According to the Farm Bureau, some farms set up fans to keep the air moving to decrease frost. In the past, some large orchards paid to bring a helicopter in to hover over the trees.
"Farmers can plan and try to do everything they can, but ultimately they are at the mercy of Mother Nature," Ammerman said. "I am sure they are doing everything they can right now, especially making sure that the trees are healthy and ready to go come next spring."
Orchards located on higher ground and surrounded by water weren't impacted as severely by the cold weather. Apple farms further south, such as in Westchester County, did not experience the damaging effects of the bad weather.
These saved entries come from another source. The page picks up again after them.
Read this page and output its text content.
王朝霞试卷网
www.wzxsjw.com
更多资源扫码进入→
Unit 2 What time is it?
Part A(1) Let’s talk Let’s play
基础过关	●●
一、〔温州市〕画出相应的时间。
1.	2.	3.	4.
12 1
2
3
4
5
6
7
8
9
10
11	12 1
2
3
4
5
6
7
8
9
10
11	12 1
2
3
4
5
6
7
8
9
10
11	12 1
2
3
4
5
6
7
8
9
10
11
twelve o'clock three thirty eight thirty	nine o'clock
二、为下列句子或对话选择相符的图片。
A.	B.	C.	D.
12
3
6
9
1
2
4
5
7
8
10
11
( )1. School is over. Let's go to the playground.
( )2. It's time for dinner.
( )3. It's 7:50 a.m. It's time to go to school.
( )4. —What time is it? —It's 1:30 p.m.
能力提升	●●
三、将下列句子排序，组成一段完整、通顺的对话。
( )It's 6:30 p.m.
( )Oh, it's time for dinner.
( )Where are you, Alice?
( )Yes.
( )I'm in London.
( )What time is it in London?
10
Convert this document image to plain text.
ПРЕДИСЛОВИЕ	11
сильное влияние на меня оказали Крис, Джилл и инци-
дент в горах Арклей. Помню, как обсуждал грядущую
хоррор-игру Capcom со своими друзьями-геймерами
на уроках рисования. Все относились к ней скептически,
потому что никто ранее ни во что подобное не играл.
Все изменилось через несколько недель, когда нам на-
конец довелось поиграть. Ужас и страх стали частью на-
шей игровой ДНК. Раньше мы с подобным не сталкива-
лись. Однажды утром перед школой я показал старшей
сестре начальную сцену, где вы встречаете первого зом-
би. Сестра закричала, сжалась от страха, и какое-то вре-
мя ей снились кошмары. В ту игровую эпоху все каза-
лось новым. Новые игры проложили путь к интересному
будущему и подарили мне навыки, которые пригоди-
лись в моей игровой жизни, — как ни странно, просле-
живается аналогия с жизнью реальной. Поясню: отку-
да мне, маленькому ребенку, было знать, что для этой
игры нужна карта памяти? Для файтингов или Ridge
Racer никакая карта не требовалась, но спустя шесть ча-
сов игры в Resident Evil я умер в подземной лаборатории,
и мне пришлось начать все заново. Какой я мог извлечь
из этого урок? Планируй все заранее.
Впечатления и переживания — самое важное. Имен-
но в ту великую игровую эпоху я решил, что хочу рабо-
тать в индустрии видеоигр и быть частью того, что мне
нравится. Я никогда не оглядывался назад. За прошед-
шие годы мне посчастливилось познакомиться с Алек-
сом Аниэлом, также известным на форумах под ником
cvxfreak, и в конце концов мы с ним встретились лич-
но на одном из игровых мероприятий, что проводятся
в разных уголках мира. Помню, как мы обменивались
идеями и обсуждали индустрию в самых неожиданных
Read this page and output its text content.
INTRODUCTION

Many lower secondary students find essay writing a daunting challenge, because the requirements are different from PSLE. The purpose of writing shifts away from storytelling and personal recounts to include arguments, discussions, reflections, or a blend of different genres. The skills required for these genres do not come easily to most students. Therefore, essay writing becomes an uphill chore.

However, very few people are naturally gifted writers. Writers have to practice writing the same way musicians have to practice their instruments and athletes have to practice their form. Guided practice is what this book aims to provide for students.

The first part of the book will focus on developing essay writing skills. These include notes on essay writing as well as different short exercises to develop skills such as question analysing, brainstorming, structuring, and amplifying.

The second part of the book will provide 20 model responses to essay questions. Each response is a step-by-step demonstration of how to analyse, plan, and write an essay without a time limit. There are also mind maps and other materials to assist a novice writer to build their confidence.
"We have been able to have a crop without feeling the effects of the severe weather like the problem for farms further north," said Randy Pratt, an operator at Wilkens Fruit Farm in Yorktown Heights in Westchester.
Maynard Farms in Ulster Park, Ulster County, barely saw a change in the apple crop. Other farms nearby weren't as luck, he said.
"Our orchard is sandwiched between two bodies of water, so we did not get any frost," said farm owner Tom Maynard. "The wider the river, the more volume of heat because water absorbs the sun's energy all day long. It is kind of like a heat sink."
Apple Hills in Binghamton started picking apples in August, about three weeks earlier than usual. Owner David Johnson said his crop is down about 30 percent, and his season would end early.
"We usually carry apples until the middle of wintertime and will probably be running out between Thanksgiving and Christmas this year, so our marketing season will be really short compared to usual," Johnson said.
Indian Ladder Farms in Altamont, Albany County, is selling apples, but has limited apple picking for visitors.
"We have had a few times that we let people pick apples, but the only remaining apple picking opportunity for us would be in late October," said owner Peter Ten Eyck.
The orchard lost about 90 percent of its revenue, and crop insurance will cover about one third of the loss, Ten Eyck said. Ten Eyck said he considered burning some trees to keep the blossoming ones warm. He decided against it, saying that it would hurt the farm long term.
He said it could take years from the farm to bounce back.
"This is our 97th year, and I never heard of anything this bad happening," Ten Eyck said. "We have less than 10 percent of our crop, so this is a tough, tough year for us."